French cotton on to industry's potential
The French have so far been reluctant to get involved in the Middle East construction boom. Hugo Berger reports on how this is set to change.
From Notre Dame Cathedral to the Arc de Triomphe, the Eiffel Tower and the Pompidou Centre - for centuries the French have been world leaders in building construction.
The expertise of the nation's architects, engineers and construction workers have created some of the globe's most iconic structures.
Yet many experts believe that for years, the GCC's building industry did not utilise this pool of skilled workers.
For decades, the region was seen as the domain of British and American project leadership.
However, many believe that French representation is now beginning to muscle in on Middle East's markets.
In 2006, trade between the UAE and France stood at US $6 billion (AED22 billion).
This compares to trade between the UAE and the UK in the same year, which was $12.4 billion.
Another indicator could be the number of exhibitors at last week's Big 5 event. There was a French presence at show, with 45 companies exhibiting.
But this pales into comparison with its neighbours the UK, which has almost 80 stands, and Germany, which has more than 300.
So why has the country so far not been as involved in the UAE's construction upsurge as its neighbours? Philippe Tartaglia, partner, Frame & Associates, believes in the past it had been a lack of demand for French expertise in the Middle East, combined with the conservative outlook of his countrymen.
He said: "France has not been a major contractor in the UAE for a while.
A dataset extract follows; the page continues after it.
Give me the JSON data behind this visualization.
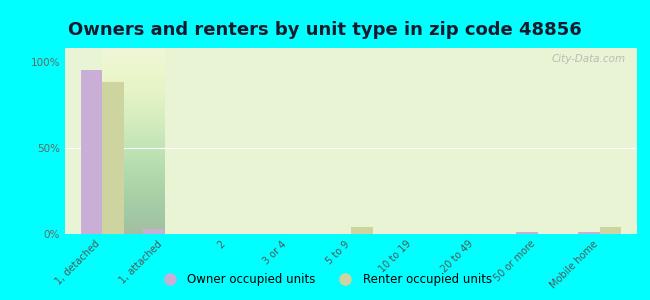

It used to be in the past, but many companies were not convinced by the market - as they did not make a lot of money out of it.
"In France, we are used to developing the whole project - you receive the designs which are not 100% complete and then make changes as you go along.
"Therefore just to participate for tenders, where they mix local and foreign contractors, is not the way we wanted to work.
"In Europe, the market was quite booming as well and so often French companies didn't want to take a risk here in UAE while they had interesting work at home."
Tartaglia added that although there was a multitude of exciting projects in Dubai, they were not in the areas of French expertise, especially bridge building.
"Yes, you have the highest tower in the world in Dubai, but you don't have bridges which are outstanding," he said.
"Many of the bridges in the city are, without meaning to be critical, quite common. We are experts in sophisticated techniques in bridge building, such as the famous Viaduct of Millau.
"We are superb at making very innovative structures with a lot of reduced weight, making them very futuristic with very sophisticated techniques. I think the UAE government is realising its landmarks should not just be towers, they need excellent bridges and other structures as well. There are some fantastic plans for landmarks which will be bought to the UAE by French experts."
The market that many French companies are focusing on is Abu Dhabi.
Last week the Advanced Technology Forum, hosted by the French Business Group, took place in the city to strengthen economic ties between France and the UAE.
Edward D'Mello, chief executive of the group, believed French involvement was improving in the UAE. He said: "At the moment the UAE is dominated by the British, as well as Indian players.
"The French are a minority, but it is still quite a large minority.
"French are one of the players in this part of the world, but they represent the second rung of players in the UAE."
Speaking at the event, Patrice Paoli, ambassador of France, said: "We are astonished by the dynamism of the UAE's construction sector and we hope that French companies get more involved in the number of projects in the country."
One of the key participants at the recent conference was Eiffel, the constructor of the Viaduct of Millau. The structure is the highest cable-stayed bridge in the world at 250 metres above ground level.
Last year, a branch of Paris's most famous university, the Sorborne, opened in Abu Dhabi.
Perhaps the most important cultural link between the two countries was when, in January this year, plans were announced by the Louvre to open a branch Abu Dhabi.
The $1 billion project on Saadiyat Island is the first time that the French national museum has opened a franchise branch.
And recent figures say that 300 French businesses have a presence in the UAE.
One of the main French investors in the UAE is the Total Group, which is currently one of Abu Dhabi's main foreign partners.
In addition, French companies have been involved in major projects including the Dolphin initiative and seawater desalination investments in the Taweelah A1 project.
Experts estimate that $160 billion could be invested in expanding the UAE's capital over the next two decades, and the French are keen to get their share of this wealth. So although the French may have come to the party slightly late, few believe that the opportunity for business has been missed. In future years, it is more than likely there will be a distinctive Gallic influence in the Middle East's construction industry.